OpenAIError
openai.OpenAIError (fine-tuning job failure)
Stack trace
openai.OpenAIError: Fine-tuning job failed: insufficient training examples provided. Minimum required examples not met.
Why it happens
OpenAI fine-tuning requires a minimum number of labeled training examples to create a reliable model. If the uploaded dataset contains fewer examples than the minimum threshold, the fine-tuning job is rejected with this error.
Detection
Check the number of training examples in your fine-tuning dataset before submitting the job; log the dataset size and validate it meets OpenAI's minimum requirements.
Causes & fixes
Training dataset contains fewer examples than OpenAI's minimum required for fine-tuning.
Add more labeled examples to your training dataset to meet or exceed the minimum example count specified by OpenAI.
Dataset file uploaded to OpenAI is empty or corrupted, resulting in zero usable examples.
Verify the dataset file content and format before upload; ensure it is not empty and follows OpenAI's JSONL fine-tuning format.

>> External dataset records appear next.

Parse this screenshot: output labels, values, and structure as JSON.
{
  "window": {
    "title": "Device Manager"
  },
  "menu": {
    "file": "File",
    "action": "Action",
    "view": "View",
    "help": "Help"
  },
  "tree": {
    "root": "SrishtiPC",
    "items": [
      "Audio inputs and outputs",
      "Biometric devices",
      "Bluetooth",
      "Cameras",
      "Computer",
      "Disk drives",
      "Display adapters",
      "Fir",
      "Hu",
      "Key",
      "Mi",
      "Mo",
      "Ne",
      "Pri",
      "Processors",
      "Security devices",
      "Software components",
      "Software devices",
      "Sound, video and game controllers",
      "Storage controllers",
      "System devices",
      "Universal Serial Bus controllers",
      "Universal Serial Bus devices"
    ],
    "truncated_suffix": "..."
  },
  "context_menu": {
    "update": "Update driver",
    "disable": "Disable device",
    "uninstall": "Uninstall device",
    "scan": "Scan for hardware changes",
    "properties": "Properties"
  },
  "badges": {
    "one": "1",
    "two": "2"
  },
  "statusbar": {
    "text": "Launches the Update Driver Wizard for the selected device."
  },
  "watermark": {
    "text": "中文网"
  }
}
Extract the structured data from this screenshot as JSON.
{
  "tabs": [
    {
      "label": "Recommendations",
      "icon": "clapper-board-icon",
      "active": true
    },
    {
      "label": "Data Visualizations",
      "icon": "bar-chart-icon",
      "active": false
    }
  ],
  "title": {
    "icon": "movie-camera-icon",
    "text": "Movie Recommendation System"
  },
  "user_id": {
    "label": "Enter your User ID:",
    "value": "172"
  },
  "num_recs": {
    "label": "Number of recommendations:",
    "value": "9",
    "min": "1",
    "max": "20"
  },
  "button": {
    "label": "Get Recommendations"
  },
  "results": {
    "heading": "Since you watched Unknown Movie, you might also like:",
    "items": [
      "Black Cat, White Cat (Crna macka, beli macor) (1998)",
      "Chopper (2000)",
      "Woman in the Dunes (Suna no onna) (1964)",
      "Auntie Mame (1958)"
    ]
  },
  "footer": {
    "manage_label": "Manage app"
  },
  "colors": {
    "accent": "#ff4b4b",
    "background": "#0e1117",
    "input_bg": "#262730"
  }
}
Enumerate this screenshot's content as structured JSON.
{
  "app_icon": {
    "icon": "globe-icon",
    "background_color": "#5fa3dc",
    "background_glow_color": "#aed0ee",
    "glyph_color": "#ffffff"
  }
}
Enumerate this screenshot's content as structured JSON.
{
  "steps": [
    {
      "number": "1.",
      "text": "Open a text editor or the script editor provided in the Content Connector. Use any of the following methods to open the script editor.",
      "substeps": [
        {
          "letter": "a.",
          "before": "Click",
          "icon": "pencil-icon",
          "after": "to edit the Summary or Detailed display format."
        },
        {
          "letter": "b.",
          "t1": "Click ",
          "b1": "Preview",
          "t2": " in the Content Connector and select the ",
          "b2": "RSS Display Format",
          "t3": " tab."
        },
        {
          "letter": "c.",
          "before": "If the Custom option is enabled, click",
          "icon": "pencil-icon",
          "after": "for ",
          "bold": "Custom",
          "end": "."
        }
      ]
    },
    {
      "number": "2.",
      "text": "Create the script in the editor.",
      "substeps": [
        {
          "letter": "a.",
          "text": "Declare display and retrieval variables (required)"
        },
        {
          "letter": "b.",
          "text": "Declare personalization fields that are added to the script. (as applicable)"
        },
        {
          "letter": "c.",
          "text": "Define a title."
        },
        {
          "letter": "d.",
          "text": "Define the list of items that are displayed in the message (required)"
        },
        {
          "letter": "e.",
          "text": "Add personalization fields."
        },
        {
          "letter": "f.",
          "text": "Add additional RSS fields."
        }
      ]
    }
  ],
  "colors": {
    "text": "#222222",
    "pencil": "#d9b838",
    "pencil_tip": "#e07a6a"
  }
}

Incorrect file uploaded (e.g., validation or test set instead of training set).
Confirm you are uploading the correct training dataset file for fine-tuning, not validation or test data.
Code: broken vs fixed
from openai import OpenAI
import os
client = OpenAI(api_key=os.environ["OPENAI_API_KEY"])
# This dataset has too few examples, causing the error
training_file_id = "file-abc123"
response = client.fine_tunes.create(training_file=training_file_id) # Triggers insufficient examples error
print(response) from openai import OpenAI
import os
client = OpenAI(api_key=os.environ["OPENAI_API_KEY"])
# Use a training file with sufficient examples
training_file_id = "file-valid123"
response = client.fine_tunes.create(training_file=training_file_id) # Fixed: dataset has enough examples
print(response) Workaround
If you cannot immediately add more examples, consider using a smaller base model or pre-trained model without fine-tuning until you gather sufficient training data.
Prevention
Always validate your training dataset size and format before uploading to OpenAI; automate checks to ensure minimum example counts are met to avoid job failures.